Yes, please let's continue past this cancer and age subject.

>>3827848
Could you be more specific, and I can't find any book by that name.

>> No.3828000

>>3827890
>Could you be more specific, and I can't find any book by that name.
Friedrich Nietzsche and Max Stirner

>> No.3828771

Kropotkin's The Conquest of Bread, Satre's Being and Nothingness, and Salinger's Catcher in the Rye all had a pretty profound impact on me.

>> No.3828927

After i had a couple of hypomanic episodes i changed forever. Due to the heightening of emotions and perception i had, it made me experience another layer of the world that most people never experience in their lives, every day is full of unconcious emotions and events that go unnoticed most of the time, every facial expression, every color, ever word carries with it an intense emotion.

I also had a realization, that the modern, automatized, isolated world is an unnatural habitat that spawns isolated and unsatisfied individuals.

>> No.3828943

Schopenhauer's aphorisms are probably the reason I was such a terrible teenager.

>> No.3828961

>>3828943
They were probably more of a symptom of your inherent terribleness.

>> No.3828971

>>3828961
I'm not sure how I was supposed to have a causative effect on Schopenhauer's writing, perhaps you meant my reading of them, rather than they themselves.
But if not, I'm glad to have had such an effect on German thought. Here I thought I'd done little of consequence.

>> No.3829017

>>3828971
I meant that as a teen with everything that comes with it you would gravitate towards Schopenhauer who expressed the already present angst and pessimism for you.

>> No.3829043

>>3829017
So, yes, you meant my reading of them.
How quaint; I recommend modesty, it will serve you as a virtue.

>> No.3829642

The Hitchhicker's guide to galaxy kinda opened my awareness to the Universe signs.

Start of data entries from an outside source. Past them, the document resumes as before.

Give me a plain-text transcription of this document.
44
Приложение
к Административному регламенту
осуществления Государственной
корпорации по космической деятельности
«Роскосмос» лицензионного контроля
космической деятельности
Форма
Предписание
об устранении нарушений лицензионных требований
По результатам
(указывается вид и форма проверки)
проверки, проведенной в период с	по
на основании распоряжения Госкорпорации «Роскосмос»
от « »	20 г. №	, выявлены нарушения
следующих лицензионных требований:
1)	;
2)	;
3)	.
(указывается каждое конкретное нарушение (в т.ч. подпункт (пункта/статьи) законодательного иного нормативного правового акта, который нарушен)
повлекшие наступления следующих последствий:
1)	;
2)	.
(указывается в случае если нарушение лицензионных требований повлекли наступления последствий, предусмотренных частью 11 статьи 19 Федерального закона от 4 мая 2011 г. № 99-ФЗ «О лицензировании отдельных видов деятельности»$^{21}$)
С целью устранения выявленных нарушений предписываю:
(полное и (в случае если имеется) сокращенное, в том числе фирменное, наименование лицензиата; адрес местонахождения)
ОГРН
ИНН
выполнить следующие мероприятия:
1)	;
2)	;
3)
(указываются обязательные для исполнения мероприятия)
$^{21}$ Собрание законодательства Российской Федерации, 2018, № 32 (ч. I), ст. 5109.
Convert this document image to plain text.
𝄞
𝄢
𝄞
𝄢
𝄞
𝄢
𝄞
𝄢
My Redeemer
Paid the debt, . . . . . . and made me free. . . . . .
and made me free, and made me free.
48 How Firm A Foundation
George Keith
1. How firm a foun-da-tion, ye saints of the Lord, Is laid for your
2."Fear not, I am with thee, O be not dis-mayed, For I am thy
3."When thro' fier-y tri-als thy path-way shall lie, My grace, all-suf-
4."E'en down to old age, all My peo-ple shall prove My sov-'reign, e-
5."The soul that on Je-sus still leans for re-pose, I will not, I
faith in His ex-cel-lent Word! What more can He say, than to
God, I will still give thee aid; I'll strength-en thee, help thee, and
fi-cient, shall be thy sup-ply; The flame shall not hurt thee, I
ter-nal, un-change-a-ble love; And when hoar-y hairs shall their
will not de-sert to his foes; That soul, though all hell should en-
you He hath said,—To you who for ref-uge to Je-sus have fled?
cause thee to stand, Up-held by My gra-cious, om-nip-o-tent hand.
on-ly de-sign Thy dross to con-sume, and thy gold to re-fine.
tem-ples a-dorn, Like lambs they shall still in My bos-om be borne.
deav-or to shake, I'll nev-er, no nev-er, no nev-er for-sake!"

Currently I am reading the Illuminatus! Trilogy which is opening my eyes to the political spectrum. I was more inclined to the right-wing, but now I can see that any wing is a broken wing really :)

My next move is going to be the Principia Discordia. I have read some parts of it and being an atheist I've felt more inclined to the discordianism as a "religion" after reading just a few passages. I guess you can say that's some minor change in someone's point of view

>> No.3829668

No book has ever changed my life. I met someone who had a mental breakdown and attributed their developing schizophrenia to their reading Animal Farm when they were 13, though.

My key life-changing event was spending 9 months locked in a psychiatric institution against my will with a whole lot of fucking crazy assholes, being told I was off my rocker every day. Then having the psychiatrists turn around and tell me I was never mentally ill in the first place and that it was all actually a neurological/seizure disorder and being released back into society after I'd been institutionalised. Complete headfuck.